Shock loss is not uncommon so try not stress, it generall comes back in around 4-5 months post op.
Shockloss is attributed to trauma.
Folly, your shockloss looks like a little girls picnic compared to mine several years ago bro
This is a very common question - SHOCKLOSS - Hopefully this can help patients wanting answers to their questions regarding Shockloss. Below is a culmination of a few posts by posters on the topic of shockloss - Hope it helps.
They have been copy/pasted from a variety of places so may not flow..
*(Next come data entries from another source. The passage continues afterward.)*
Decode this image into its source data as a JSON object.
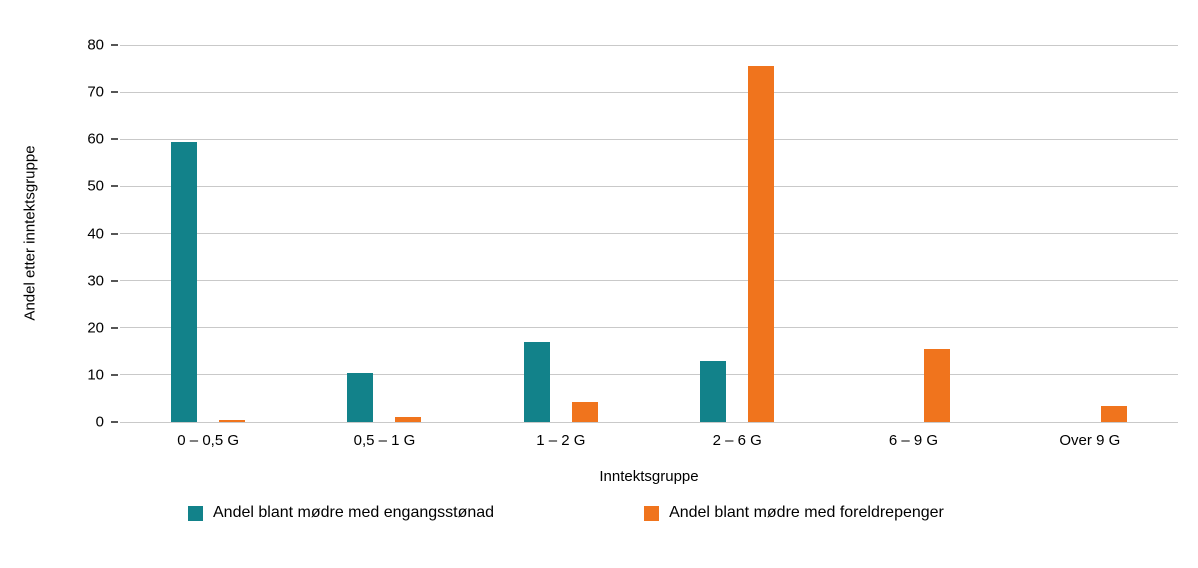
{
  "chart_data": {
    "type": "bar",
    "categories": [
      "0 – 0,5 G",
      "0,5 – 1 G",
      "1 – 2 G",
      "2 – 6 G",
      "6 – 9 G",
      "Over 9 G"
    ],
    "series": [
      {
        "name": "Andel blant mødre med engangsstønad",
        "color": "#12828a",
        "values": [
          59.5,
          10.5,
          17,
          13,
          0,
          0
        ]
      },
      {
        "name": "Andel blant mødre med foreldrepenger",
        "color": "#f0741d",
        "values": [
          0.5,
          1,
          4.2,
          75.5,
          15.5,
          3.5
        ]
      }
    ],
    "title": "",
    "xlabel": "Inntektsgruppe",
    "ylabel": "Andel etter inntektsgruppe",
    "ylim": [
      0,
      80
    ],
    "yticks": [
      0,
      10,
      20,
      30,
      40,
      50,
      60,
      70,
      80
    ],
    "grid": true,
    "legend_position": "bottom"
  }
}
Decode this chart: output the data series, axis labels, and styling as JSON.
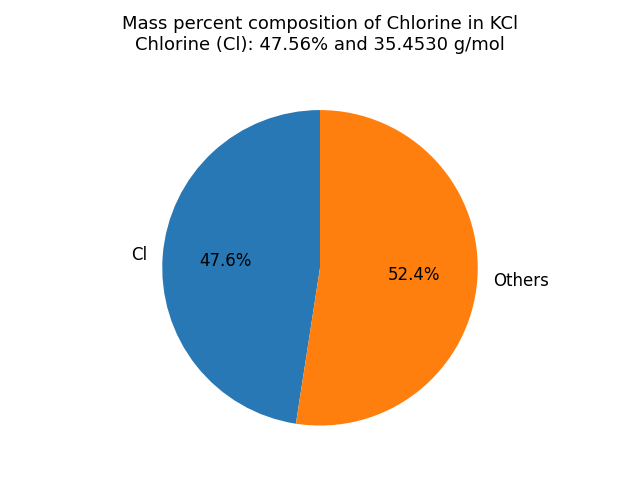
{
  "title_line1": "Mass percent composition of Chlorine in KCl",
  "title_line2": "Chlorine (Cl): 47.56% and 35.4530 g/mol",
  "slices": [
    47.56,
    52.44
  ],
  "labels": [
    "Cl",
    "Others"
  ],
  "colors": [
    "#2878b5",
    "#ff7f0e"
  ],
  "startangle": 90,
  "background_color": "#ffffff",
  "title_fontsize": 13,
  "label_fontsize": 12,
  "autopct_fontsize": 12
}
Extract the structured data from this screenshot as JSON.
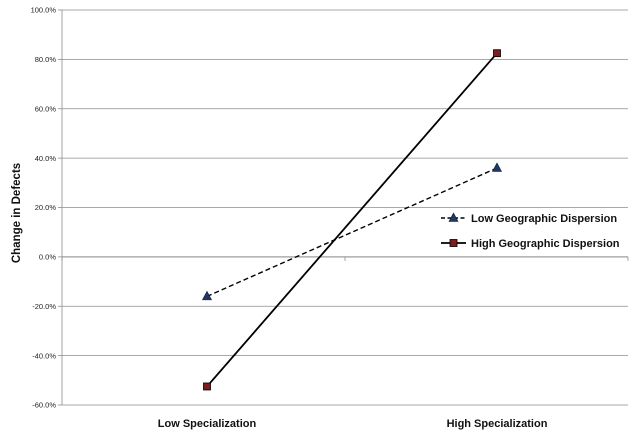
{
  "chart_data": {
    "type": "line",
    "categories": [
      "Low Specialization",
      "High Specialization"
    ],
    "series": [
      {
        "name": "Low Geographic Dispersion",
        "values": [
          -16.0,
          36.0
        ],
        "color": "#1f3864",
        "dash": "dashed",
        "marker": "triangle"
      },
      {
        "name": "High Geographic Dispersion",
        "values": [
          -52.5,
          82.5
        ],
        "color": "#000000",
        "dash": "solid",
        "marker": "square",
        "marker_color": "#7b1e1e"
      }
    ],
    "title": "",
    "xlabel": "",
    "ylabel": "Change in Defects",
    "ylim": [
      -60,
      100
    ],
    "ytick_step": 20,
    "ytick_labels": [
      "-60.0%",
      "-40.0%",
      "-20.0%",
      "0.0%",
      "20.0%",
      "40.0%",
      "60.0%",
      "80.0%",
      "100.0%"
    ],
    "grid": true,
    "legend_position": "right"
  }
}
1.Shockloss is something that can be experienced when transplanting into existing hair although highly unpredictable. Shockloss occurs when the native hair is weak and isn't strong enough to resist the trauma that's going on around it. More often than not the hair that has gone into shock will grow back but after 3/4 months - after the resting phase
Hair that goes into shock and doesn't return is hair that was inevitably on its way out anyway and wasn't strong enough to return.
Increased trauma to a localised area will increase the chances of shockloss
Shockloss is unpredictable and there is no hard and fast rule to avoiding it - especially if you are transplanting into existing hair.
2. There are risk factors that either heighten or lessen someone's risk. Diffuse thinners seem more prone to shockloss than receders because the hair in a diffuse area is often less stable than that of a receder. Very often, a lot of the hair in a diffuse area is "on its last legs" and in the latter stages of the miniaturization process.
3. Shock loss tends to occur both in the recipient and in the donor areas as far as I know. It's a normal response to trauma to the scalp which is surgery. However, permanent shock loss, while it can also happen if the hair that was shocked was going to fall out anyway due to MPB, sucks and can be a sign of a bad HT.
4. Any time hair is transplanted in between or around existing natural hair, there is a risk of temporary "shock loss" or telogen effluvium. This is even more common in women, but is almost always temporary. Only follicles that are transected (which won't happen in the hands of a skilled physician) or miniaturized hairs on their way out anyway may be permanently shocked.
5. An unfortunate possibility in hair transplantation is a phenomenon known as shock loss. This is mostly a temporary condition where native hairs are ???shocked??? due to trauma of the scalp during hair transplantation surgery, creating an additional but mostly temporary hair loss condition. Though nobody likes to experience this, fortunately, this is normal.
6. Shockloss is unpredictable, however, Propecia since it can strengthen hairs that would have otherwise been on their way out, can make it more "shock" resistant. It is not a definite...but it can help. At the very least, it helps minimize permanent shock loss.
7. Keep in mind that the risk of permanent shock loss only exists for native hair that is currently in a weakened state due to hair miniaturization (or if the native hair follicles are transected, but this is rare in the hands of a qualified surgeon). This means that this hair would have eventually fallen out and leave you bald anyway. Temporary shock may occur due to scalp trauma but will return.
8. Shock Loss Shed - affects native hair - likely to be noticed within the first month of your HT. Sometimes experienced around donor area. More evident if you don't shave down for HT...IMO. The may or may not return. I had some with each HT. I noticed for HT #2 that shocked native hair started to return at the 2 month 1 week time period. I could tell the difference between it and HT hair as the shocked native hair came in coarse like beard stubble versus HT new growth being very fine.
9. Shockloss is not losing the transplanted hair. Shock loss is when you lose the pre existing hair in the transplanted area.
10. If you make it to 4 weeks post op, then more than likely you will not have shock loss.
11. Shock loss also has a great deal to do with the skill of the surgeon and trauma to the scalp.
12. There is a much higher chance of shockloss with increased tension. You can still get shockloss simply from the surgical trauma induced. Other factors include trauma to underlying vessels arteries with reduction of blood supply, infection, wound dehiscence, hematoma formation.